Studentenverbindungen sind einflussreiche Netzwerke. Das ist ihre Funktion: Ein Mitglied trägt das andere nach oben. Peters haben sie fallen lassen. Wenn er etwas veröffentlicht, schneien im Internet sofort böse Kommentare herein. Ein Verbindungsmitglied aus den USA, von dem er vorher nie gehört hatte, hat einen Verriss von Peters Doktorarbeit ins Internet gestellt. Vor einiger Zeit hat er einen Vortrag in Mannheim gehalten, über Eliten und studentische Korporationen. Im Publikum saßen 120 grinsende Verbindungsstudenten. 120! Neben ein paar Linken vom Asta. „Da läuft doch was falsch!“, ruft Peters jetzt.

Die Tradition im Rücken

Man muss solche Vorkommnisse nicht überbewerten. Peters versucht die Sache sportlich zu nehmen. Dabei guckt er wie einer, der einen Sumpf mit einem Löffel trocken legen muss.

Fünfzehn Jahre ist der Ausstieg jetzt her.

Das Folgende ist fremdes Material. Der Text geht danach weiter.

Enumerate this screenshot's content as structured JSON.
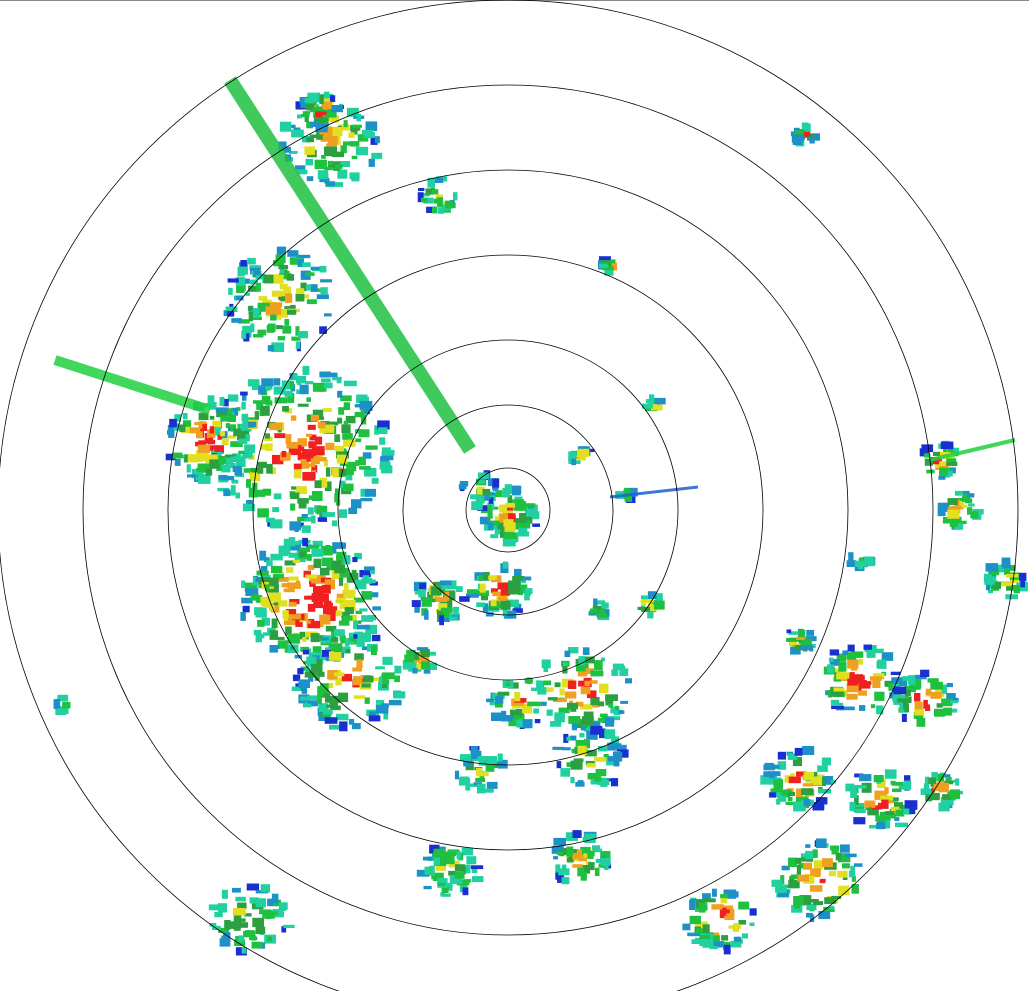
{
  "radar": {
    "palette": [
      "#1a2fd0",
      "#1e90c8",
      "#20d0a0",
      "#1fc040",
      "#2aa040",
      "#e0e020",
      "#f0a020",
      "#f02020"
    ],
    "ring_color": "#000000",
    "background": "#ffffff"
  }
}
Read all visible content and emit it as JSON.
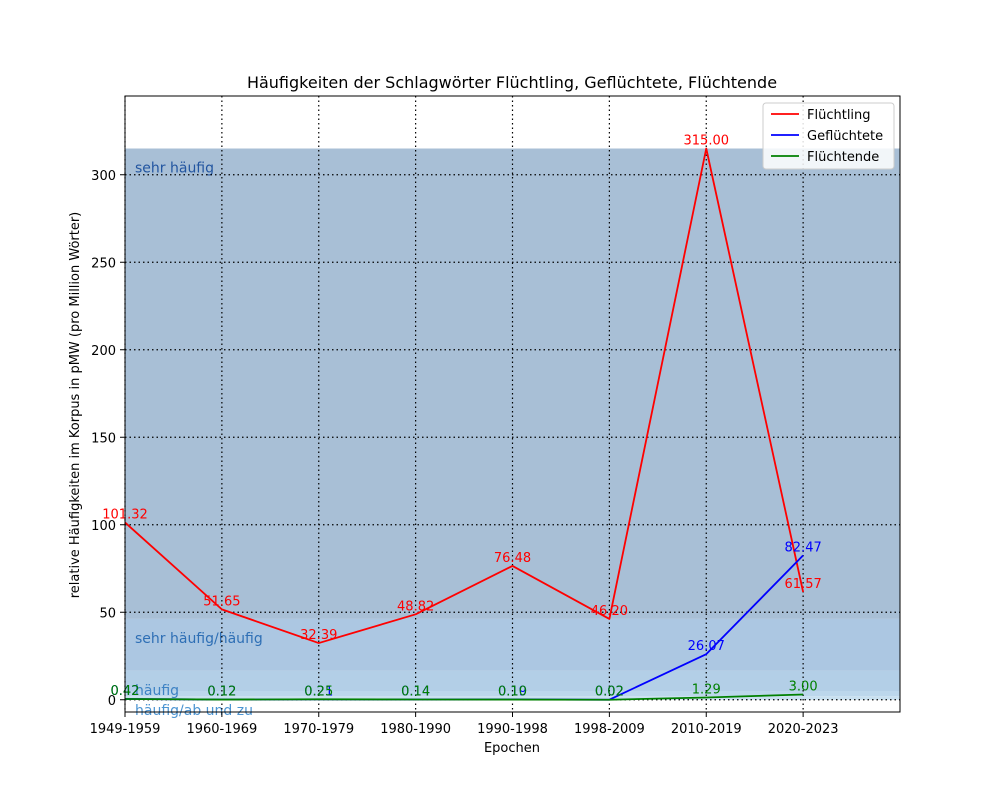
{
  "chart_data": {
    "type": "line",
    "title": "Häufigkeiten der Schlagwörter Flüchtling, Geflüchtete, Flüchtende",
    "xlabel": "Epochen",
    "ylabel": "relative Häufigkeiten im Korpus in pMW (pro Million Wörter)",
    "categories": [
      "1949-1959",
      "1960-1969",
      "1970-1979",
      "1980-1990",
      "1990-1998",
      "1998-2009",
      "2010-2019",
      "2020-2023"
    ],
    "xlim": [
      0,
      8
    ],
    "ylim": [
      -7,
      345
    ],
    "yticks": [
      0,
      50,
      100,
      150,
      200,
      250,
      300
    ],
    "grid": true,
    "legend_position": "top-right",
    "bands": [
      {
        "label": "sehr häufig",
        "from": 46.2,
        "to": 315,
        "color": "#a8bfd6",
        "label_color": "#2255a0"
      },
      {
        "label": "sehr häufig/häufig",
        "from": 16.5,
        "to": 46.2,
        "color": "#acc7e2",
        "label_color": "#2e6fb5"
      },
      {
        "label": "häufig",
        "from": 5,
        "to": 16.5,
        "color": "#b3cfe7",
        "label_color": "#3d82c4"
      },
      {
        "label": "häufig/ab und zu",
        "from": 2,
        "to": 5,
        "color": "#bcd7ec",
        "label_color": "#4d95d2"
      },
      {
        "label": "",
        "from": 0,
        "to": 2,
        "color": "#c8e0f0",
        "label_color": "#5aa6de"
      }
    ],
    "series": [
      {
        "name": "Flüchtling",
        "color": "#ff0000",
        "x": [
          0,
          1,
          2,
          3,
          4,
          5,
          6,
          7
        ],
        "values": [
          101.32,
          51.65,
          32.39,
          48.82,
          76.48,
          46.2,
          315.0,
          61.57
        ],
        "labels": [
          "101.32",
          "51.65",
          "32.39",
          "48.82",
          "76.48",
          "46.20",
          "315.00",
          "61.57"
        ]
      },
      {
        "name": "Geflüchtete",
        "color": "#0000ff",
        "x": [
          0,
          1,
          2,
          3,
          4,
          5,
          6,
          7
        ],
        "values": [
          0.42,
          0.12,
          0.21,
          0.14,
          0.19,
          0.02,
          26.07,
          82.47
        ],
        "labels": [
          "0.42",
          "0.12",
          "0.21",
          "0.14",
          "0.19",
          "0.02",
          "26.07",
          "82.47"
        ]
      },
      {
        "name": "Flüchtende",
        "color": "#008000",
        "x": [
          0,
          1,
          2,
          3,
          4,
          5,
          6,
          7
        ],
        "values": [
          0.42,
          0.12,
          0.25,
          0.14,
          0.1,
          0.02,
          1.29,
          3.0
        ],
        "labels": [
          "0.42",
          "0.12",
          "0.25",
          "0.14",
          "0.10",
          "0.02",
          "1.29",
          "3.00"
        ]
      }
    ]
  }
}
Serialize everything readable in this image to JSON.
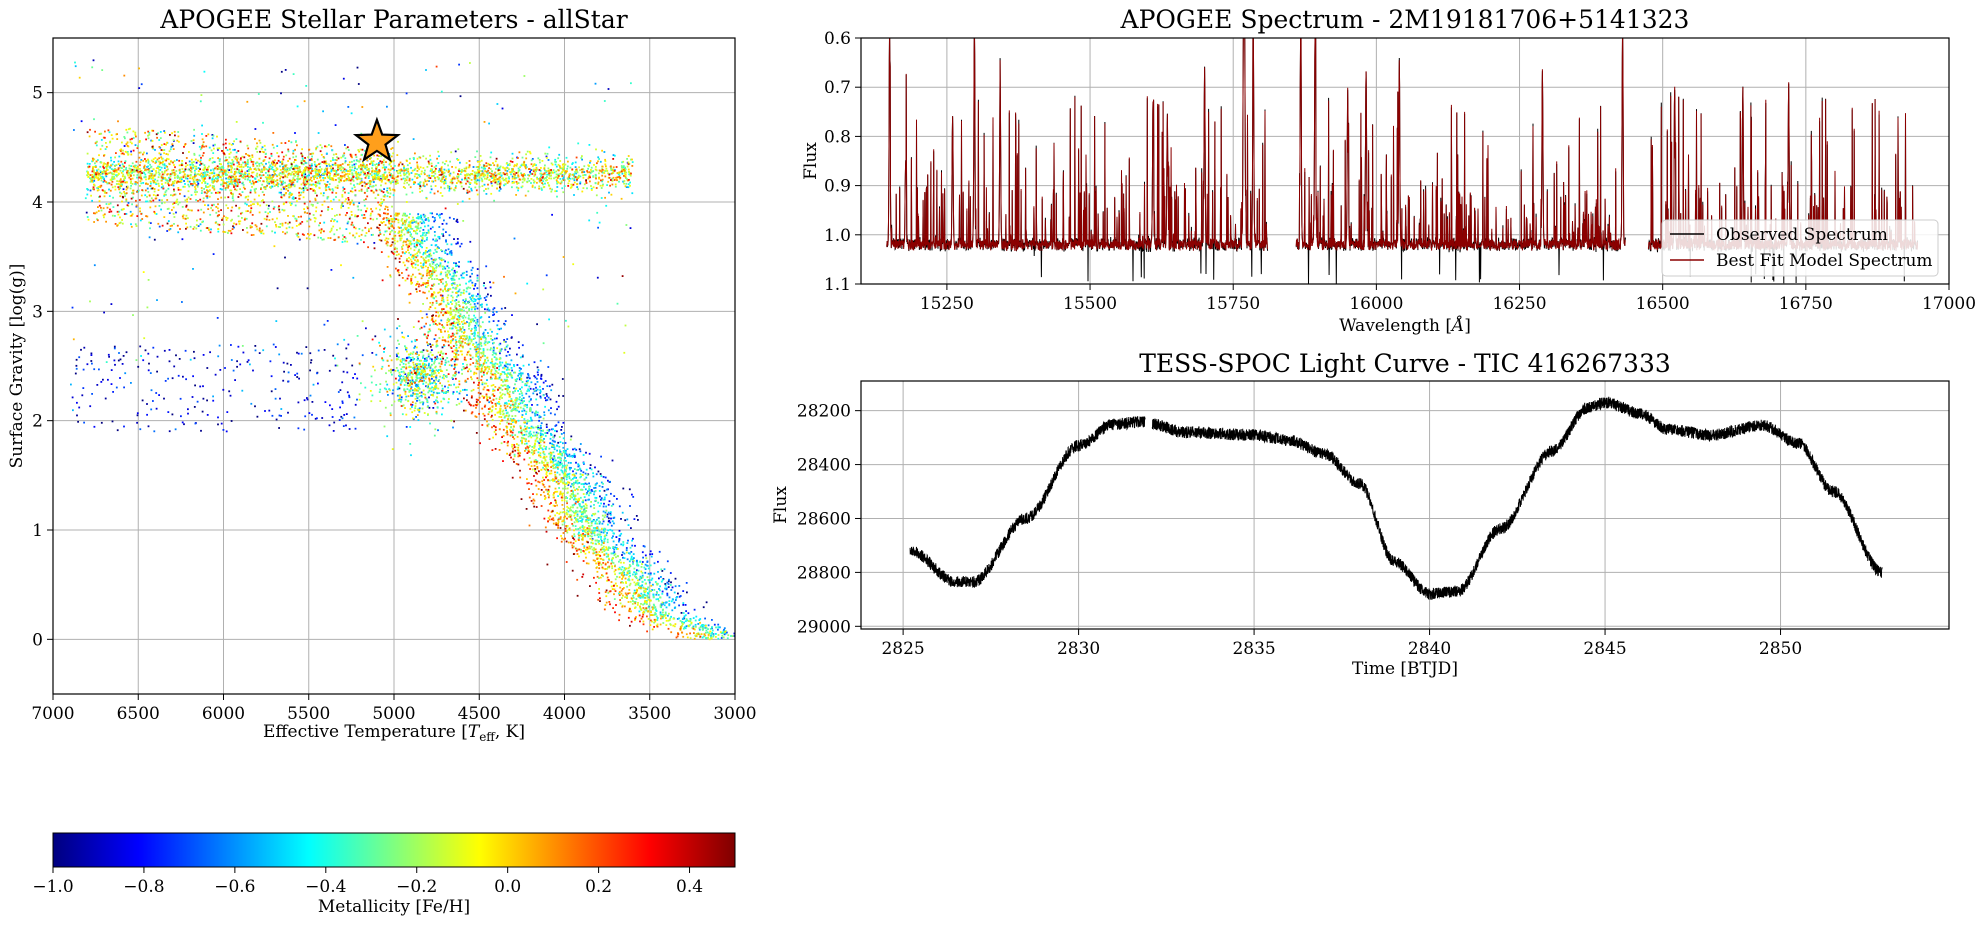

Nach seinem Austritt hat er eine Frau gefunden und geheiratet, er ist zum Buddhismus übergetreten, hat begonnen, wilde abstrakte Ölbilder zu malen. Die vielen Abende ohne Verbindungstreffen mussten gefüllt werden. Peters engagierte sich im Asta, organisierte Veranstaltungen gegen rechte Burschenschaften, hat eine „sozialistisch ökologische Hochschulgruppe“ gegründet. Er ist in die SPD eingetreten, wieder ausgetreten, wieder eingetreten, nochmal ausgetreten. Er sagt Sätze wie diesen: „Die Linken haben genauso einen Schaden wie die Rechten.“ Und da kann man schon sehen, dass es Peters seit seinem Abschied aus der Verbindung schwerfällt, zurückzufinden in eine zusammenhängende, harmonische Welt.

Bei seinem Rhetorikkurs für die Passauer Studenten wirkt Peters ziemlich locker. Er macht ein paar Witze über Edmund Stoiber. Trotzdem fällt eine Bewegungslosigkeit im Oberkörper auf, die ihm wie ein Kleiderbügel zwischen den Schultern sitzt. Womöglich ein Rest hängen gebliebener Tradition, der sich nicht abschütteln lässt.

Tatsächlich lässt ihn die Vergangenheit ja nicht los. Er hat seine Doktorarbeit über die Sozialisation in studentischen Korporationen geschrieben. Er hat daraus ein Buch gemacht. Er war ins Fernsehen als Experte eingeladen, regelmäßig hält er Vorträge zum Thema. Er hat einen Krimi geschrieben, der im Verbindungsmilieu spielt.

Er kommt aus dem Schatten nicht weg. Vielleicht werfen Studentenverbindungen auch besonders lange Schatten.

Vor ein paar Jahren hat er nach einem Vortrag eine andere Frau kennen gelernt, eine Französin, die auch zum Thema Studentenverbindungen forscht. Er hat dieser Frau ein Jahr lang heimlich E-Mails geschickt. Inzwischen ist er von seiner ersten Frau geschieden und mit der Französin verheiratet. Sie leben in Straßburg. Im vergangenen Jahr ist Stephan Peters in die FDP eingetreten.